There was a moment of stunned silence, followed by the sound of fabric ripping as the five seniors lunged for the tunics as if they were holy relics.
"We won't let you down, Crown Prince!"
Celia shrieked, already struggling to pull the midnight-black drake-hide tunic over her head while hovering mid-air.
Cassian shook his head slowly, his gloved fingers rubbing his temples.
"I am an Adept mage," he whispered to himself, his voice thick with comedic despair.

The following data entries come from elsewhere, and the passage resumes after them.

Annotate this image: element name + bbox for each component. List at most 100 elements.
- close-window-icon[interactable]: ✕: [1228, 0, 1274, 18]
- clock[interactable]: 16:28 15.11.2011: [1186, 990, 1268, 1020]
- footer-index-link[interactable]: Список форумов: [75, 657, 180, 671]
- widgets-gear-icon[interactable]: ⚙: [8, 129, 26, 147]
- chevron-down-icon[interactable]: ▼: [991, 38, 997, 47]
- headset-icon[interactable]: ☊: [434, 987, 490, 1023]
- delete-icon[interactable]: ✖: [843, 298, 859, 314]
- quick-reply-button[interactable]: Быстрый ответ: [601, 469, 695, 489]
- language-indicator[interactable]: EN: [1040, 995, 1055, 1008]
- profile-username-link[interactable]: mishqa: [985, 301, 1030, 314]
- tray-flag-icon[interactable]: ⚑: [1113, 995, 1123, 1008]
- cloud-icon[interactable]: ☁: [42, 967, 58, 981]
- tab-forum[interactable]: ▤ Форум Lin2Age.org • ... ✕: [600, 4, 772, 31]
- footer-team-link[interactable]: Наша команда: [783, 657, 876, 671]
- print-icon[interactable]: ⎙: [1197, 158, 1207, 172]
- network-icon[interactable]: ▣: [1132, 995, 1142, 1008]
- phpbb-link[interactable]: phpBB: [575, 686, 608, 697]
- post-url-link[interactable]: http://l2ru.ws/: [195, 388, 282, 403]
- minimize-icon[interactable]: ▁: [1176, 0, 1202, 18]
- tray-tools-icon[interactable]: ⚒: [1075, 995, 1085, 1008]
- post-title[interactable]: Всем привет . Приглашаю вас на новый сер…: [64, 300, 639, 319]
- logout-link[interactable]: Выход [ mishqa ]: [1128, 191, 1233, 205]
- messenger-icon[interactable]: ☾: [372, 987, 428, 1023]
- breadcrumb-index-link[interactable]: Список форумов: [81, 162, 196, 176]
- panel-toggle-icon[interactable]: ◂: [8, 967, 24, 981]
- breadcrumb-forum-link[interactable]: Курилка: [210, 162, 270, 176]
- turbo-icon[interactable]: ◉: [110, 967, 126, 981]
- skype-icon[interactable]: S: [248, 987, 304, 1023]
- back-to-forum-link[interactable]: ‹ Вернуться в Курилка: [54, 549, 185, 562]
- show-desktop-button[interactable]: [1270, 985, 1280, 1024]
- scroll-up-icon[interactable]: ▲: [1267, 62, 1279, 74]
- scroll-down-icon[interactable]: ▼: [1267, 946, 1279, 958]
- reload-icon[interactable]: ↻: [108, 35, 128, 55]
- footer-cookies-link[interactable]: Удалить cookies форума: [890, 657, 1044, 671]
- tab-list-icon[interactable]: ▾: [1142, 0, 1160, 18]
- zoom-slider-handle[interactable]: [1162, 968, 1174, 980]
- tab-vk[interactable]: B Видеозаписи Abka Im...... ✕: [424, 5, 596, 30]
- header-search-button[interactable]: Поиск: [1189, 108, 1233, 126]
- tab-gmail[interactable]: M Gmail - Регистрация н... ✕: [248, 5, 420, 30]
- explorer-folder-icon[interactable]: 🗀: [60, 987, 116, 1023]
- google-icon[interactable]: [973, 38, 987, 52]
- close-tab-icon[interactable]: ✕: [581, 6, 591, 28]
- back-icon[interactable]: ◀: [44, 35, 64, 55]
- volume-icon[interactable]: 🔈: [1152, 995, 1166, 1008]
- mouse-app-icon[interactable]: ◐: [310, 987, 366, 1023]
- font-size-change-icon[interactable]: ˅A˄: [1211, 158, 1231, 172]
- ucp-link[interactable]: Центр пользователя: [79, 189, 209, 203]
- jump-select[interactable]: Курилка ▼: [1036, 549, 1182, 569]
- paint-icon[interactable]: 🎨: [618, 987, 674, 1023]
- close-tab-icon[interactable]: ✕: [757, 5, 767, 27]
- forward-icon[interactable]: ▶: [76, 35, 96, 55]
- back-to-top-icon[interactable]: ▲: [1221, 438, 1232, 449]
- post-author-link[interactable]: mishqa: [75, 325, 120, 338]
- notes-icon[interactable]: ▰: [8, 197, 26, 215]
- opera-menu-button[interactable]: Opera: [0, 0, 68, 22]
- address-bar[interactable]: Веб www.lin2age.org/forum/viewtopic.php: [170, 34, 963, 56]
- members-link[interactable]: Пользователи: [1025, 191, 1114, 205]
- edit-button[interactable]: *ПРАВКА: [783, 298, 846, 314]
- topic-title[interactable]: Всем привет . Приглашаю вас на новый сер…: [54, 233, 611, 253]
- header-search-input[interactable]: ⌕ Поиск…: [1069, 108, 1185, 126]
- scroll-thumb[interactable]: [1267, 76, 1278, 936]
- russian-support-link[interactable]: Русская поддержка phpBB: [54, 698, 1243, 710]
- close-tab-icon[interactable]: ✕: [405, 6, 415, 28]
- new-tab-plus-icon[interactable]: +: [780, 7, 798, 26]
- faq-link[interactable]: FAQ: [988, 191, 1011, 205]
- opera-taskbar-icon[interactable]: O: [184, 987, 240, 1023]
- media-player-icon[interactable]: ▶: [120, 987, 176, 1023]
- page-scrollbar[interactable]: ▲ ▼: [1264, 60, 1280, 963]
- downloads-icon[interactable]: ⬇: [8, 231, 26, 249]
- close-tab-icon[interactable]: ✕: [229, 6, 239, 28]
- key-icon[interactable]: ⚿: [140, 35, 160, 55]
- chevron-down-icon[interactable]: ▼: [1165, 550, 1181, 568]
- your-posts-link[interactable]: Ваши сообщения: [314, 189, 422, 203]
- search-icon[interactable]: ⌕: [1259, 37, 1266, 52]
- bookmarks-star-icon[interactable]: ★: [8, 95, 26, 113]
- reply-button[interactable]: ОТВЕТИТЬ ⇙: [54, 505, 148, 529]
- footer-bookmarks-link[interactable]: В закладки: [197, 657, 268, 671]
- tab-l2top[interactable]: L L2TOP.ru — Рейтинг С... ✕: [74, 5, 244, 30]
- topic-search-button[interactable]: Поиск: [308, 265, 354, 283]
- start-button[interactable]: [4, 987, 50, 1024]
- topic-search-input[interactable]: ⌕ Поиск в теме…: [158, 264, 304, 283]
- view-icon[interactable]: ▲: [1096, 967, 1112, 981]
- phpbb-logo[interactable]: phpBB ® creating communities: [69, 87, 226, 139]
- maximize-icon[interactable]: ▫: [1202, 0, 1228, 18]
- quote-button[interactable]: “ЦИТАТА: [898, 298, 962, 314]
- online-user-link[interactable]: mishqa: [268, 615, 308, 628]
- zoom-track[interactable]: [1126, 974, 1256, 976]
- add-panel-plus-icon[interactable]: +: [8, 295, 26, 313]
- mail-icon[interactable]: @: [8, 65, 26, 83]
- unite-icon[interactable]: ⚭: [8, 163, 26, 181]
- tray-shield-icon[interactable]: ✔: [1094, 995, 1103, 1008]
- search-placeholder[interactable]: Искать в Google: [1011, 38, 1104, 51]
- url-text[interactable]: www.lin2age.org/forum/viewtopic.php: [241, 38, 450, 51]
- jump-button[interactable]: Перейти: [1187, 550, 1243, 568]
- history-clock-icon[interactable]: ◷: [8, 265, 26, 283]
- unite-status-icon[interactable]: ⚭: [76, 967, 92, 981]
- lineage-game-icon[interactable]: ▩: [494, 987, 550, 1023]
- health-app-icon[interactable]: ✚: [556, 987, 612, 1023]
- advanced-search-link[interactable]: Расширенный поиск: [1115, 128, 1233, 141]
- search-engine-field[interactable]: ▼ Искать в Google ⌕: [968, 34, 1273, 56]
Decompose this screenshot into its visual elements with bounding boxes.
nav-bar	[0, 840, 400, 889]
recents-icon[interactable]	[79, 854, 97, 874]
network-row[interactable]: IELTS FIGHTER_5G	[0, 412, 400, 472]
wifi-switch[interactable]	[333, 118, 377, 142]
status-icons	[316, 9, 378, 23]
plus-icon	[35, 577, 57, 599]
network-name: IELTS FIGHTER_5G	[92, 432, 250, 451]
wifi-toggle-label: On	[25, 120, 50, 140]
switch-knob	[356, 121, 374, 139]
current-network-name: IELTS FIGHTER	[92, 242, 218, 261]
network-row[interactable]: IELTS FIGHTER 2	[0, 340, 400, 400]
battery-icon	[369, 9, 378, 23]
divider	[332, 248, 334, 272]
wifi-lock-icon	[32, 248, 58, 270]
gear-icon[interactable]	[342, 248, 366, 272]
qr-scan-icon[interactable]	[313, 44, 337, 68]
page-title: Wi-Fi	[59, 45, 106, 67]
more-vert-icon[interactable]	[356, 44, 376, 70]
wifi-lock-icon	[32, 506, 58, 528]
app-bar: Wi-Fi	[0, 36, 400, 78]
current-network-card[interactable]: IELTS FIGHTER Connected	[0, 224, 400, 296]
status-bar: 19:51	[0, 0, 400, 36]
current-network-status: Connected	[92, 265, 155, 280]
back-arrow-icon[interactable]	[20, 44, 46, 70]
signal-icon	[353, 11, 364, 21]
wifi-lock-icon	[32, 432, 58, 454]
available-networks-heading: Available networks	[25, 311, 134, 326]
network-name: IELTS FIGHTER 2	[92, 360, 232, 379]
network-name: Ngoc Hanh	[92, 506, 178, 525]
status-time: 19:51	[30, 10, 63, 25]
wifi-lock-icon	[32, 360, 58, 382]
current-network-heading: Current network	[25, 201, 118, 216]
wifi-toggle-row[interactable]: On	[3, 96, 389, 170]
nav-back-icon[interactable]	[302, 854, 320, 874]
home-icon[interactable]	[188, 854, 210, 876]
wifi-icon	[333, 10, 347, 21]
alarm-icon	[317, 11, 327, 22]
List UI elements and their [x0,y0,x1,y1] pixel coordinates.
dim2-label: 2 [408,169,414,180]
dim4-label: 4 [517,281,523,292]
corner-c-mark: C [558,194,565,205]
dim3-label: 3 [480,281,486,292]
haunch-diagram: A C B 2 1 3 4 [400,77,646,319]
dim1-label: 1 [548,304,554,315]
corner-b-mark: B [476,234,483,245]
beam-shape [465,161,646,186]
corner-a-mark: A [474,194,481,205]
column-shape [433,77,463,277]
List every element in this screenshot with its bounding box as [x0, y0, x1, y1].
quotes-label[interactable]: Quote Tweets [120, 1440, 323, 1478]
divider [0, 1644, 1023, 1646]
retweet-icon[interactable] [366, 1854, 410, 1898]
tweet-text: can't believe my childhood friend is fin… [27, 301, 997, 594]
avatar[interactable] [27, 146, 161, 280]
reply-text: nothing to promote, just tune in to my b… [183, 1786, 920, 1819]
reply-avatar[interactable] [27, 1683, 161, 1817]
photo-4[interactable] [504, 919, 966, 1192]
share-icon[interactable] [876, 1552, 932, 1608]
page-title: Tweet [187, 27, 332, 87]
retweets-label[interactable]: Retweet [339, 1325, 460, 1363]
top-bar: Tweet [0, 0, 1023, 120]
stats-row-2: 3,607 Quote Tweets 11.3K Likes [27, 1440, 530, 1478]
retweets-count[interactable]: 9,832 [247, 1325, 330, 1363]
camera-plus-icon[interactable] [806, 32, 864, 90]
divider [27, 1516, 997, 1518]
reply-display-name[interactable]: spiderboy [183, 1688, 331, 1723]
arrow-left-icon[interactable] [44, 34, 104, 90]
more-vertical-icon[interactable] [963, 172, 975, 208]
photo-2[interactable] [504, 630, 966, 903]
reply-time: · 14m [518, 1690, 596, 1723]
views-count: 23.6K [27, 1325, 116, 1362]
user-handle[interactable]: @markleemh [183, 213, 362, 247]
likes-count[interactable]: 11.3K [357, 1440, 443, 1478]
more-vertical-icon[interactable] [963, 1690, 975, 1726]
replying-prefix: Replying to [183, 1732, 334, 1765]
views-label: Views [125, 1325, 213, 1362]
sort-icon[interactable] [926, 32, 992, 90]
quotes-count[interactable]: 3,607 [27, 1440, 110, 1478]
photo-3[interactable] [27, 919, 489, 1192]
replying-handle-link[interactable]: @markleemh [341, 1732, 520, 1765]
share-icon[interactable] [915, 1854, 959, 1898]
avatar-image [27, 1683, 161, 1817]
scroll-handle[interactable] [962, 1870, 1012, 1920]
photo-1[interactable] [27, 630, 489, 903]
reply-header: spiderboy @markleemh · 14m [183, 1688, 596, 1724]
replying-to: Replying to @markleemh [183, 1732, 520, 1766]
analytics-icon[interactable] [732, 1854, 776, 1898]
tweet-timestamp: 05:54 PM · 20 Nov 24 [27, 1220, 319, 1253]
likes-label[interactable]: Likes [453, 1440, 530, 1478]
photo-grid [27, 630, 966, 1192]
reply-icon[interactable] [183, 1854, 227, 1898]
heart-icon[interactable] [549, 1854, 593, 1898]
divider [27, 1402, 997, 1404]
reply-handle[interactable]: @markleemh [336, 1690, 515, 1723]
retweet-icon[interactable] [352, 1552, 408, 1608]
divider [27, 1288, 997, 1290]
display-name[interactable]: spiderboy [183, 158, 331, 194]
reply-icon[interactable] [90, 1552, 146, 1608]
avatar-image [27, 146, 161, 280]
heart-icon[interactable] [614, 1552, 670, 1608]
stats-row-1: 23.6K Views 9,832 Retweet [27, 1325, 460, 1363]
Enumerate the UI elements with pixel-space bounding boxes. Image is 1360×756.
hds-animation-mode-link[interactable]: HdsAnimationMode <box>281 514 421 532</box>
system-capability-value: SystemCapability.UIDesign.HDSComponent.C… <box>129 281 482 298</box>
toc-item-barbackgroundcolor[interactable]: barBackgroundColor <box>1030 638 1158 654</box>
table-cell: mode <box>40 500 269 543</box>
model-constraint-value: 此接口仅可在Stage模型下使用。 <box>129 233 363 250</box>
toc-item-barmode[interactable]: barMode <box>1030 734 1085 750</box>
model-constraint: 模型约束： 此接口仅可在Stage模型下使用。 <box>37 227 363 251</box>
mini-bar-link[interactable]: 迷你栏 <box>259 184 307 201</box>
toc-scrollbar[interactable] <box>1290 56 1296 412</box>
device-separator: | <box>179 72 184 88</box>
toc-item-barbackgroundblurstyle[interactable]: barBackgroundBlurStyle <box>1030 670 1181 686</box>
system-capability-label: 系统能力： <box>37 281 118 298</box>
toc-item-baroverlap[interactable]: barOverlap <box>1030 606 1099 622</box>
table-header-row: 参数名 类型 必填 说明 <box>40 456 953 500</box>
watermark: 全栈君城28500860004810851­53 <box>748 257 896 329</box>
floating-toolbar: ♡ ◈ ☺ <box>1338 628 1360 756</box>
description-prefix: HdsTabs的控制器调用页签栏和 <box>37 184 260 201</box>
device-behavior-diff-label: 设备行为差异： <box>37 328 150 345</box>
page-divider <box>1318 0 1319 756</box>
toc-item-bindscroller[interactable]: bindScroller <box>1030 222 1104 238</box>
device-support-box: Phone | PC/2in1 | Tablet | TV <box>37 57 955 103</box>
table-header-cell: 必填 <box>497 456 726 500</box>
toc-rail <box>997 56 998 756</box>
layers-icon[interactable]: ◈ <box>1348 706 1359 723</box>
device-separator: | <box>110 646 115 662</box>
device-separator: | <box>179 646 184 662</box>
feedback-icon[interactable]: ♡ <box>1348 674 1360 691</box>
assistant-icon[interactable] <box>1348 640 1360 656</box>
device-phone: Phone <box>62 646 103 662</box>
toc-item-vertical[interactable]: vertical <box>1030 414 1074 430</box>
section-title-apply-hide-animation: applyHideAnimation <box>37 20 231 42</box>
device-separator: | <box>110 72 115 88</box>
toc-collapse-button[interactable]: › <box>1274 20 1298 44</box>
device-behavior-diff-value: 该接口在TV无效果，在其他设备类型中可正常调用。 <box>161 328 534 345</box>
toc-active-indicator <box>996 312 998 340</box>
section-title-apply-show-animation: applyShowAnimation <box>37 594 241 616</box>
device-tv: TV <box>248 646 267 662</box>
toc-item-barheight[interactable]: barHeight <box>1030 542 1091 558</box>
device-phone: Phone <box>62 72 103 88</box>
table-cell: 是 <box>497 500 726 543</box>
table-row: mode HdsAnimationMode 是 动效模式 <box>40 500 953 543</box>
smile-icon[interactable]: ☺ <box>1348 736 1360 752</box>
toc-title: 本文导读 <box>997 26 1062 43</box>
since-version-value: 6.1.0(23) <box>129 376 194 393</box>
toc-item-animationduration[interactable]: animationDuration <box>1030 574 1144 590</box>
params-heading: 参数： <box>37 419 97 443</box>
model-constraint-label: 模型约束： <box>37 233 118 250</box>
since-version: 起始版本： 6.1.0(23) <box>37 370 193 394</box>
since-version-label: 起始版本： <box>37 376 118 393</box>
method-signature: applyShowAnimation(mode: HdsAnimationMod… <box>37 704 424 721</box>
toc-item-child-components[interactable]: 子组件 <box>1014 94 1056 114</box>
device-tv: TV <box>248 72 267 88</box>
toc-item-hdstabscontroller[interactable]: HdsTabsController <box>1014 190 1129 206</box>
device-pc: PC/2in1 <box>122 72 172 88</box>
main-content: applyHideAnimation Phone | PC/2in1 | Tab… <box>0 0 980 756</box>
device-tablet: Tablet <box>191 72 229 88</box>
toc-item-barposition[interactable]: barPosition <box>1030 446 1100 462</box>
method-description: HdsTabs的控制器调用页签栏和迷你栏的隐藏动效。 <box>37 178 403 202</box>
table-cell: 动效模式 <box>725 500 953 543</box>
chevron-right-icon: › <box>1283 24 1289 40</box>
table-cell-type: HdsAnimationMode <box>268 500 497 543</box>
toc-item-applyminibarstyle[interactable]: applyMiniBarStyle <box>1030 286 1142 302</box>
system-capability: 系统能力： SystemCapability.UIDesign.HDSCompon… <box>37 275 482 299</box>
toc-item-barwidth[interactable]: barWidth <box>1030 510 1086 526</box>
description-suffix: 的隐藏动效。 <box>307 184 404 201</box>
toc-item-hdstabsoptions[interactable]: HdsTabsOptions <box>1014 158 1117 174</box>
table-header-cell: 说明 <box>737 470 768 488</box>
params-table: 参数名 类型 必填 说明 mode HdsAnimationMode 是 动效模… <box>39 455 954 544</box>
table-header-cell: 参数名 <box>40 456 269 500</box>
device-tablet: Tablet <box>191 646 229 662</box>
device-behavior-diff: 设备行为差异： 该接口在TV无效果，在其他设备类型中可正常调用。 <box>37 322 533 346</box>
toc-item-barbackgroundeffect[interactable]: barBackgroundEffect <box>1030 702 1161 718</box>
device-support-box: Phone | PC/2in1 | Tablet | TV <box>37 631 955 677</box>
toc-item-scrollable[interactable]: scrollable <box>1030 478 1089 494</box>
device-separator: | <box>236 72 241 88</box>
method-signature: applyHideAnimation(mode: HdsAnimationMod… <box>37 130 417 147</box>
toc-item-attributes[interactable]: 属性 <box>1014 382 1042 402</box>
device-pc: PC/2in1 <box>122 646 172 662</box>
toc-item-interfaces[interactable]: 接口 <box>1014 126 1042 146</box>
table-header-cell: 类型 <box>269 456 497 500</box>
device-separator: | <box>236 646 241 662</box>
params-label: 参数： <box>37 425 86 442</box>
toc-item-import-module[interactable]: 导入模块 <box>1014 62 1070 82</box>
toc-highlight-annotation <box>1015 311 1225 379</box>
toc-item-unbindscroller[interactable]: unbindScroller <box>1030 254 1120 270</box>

"I am a sovereign prince. I am not a nursery teacher. So why is everyone so weird?"
He walked into the library, his new, terrifyingly efficient elite guard marching in perfect, eager step behind him, their eyes practically sparkling with admiration.
"Now," Cassian said, sitting down at the central table and sliding a stack of trade invoices toward them.
"You want to follow the ways of the Prince? Then start by auditing these border tax loopholes. And if you make a mistake, don't expect a grade—expect a death sentence."
The seniors didn't hesitate. They sat down, pencils sharpened, their expressions turning from playful curiosity to hardened, professional concentration.
Cassian took a sip of his tea, a faint, tiny corner of his mouth curling upward.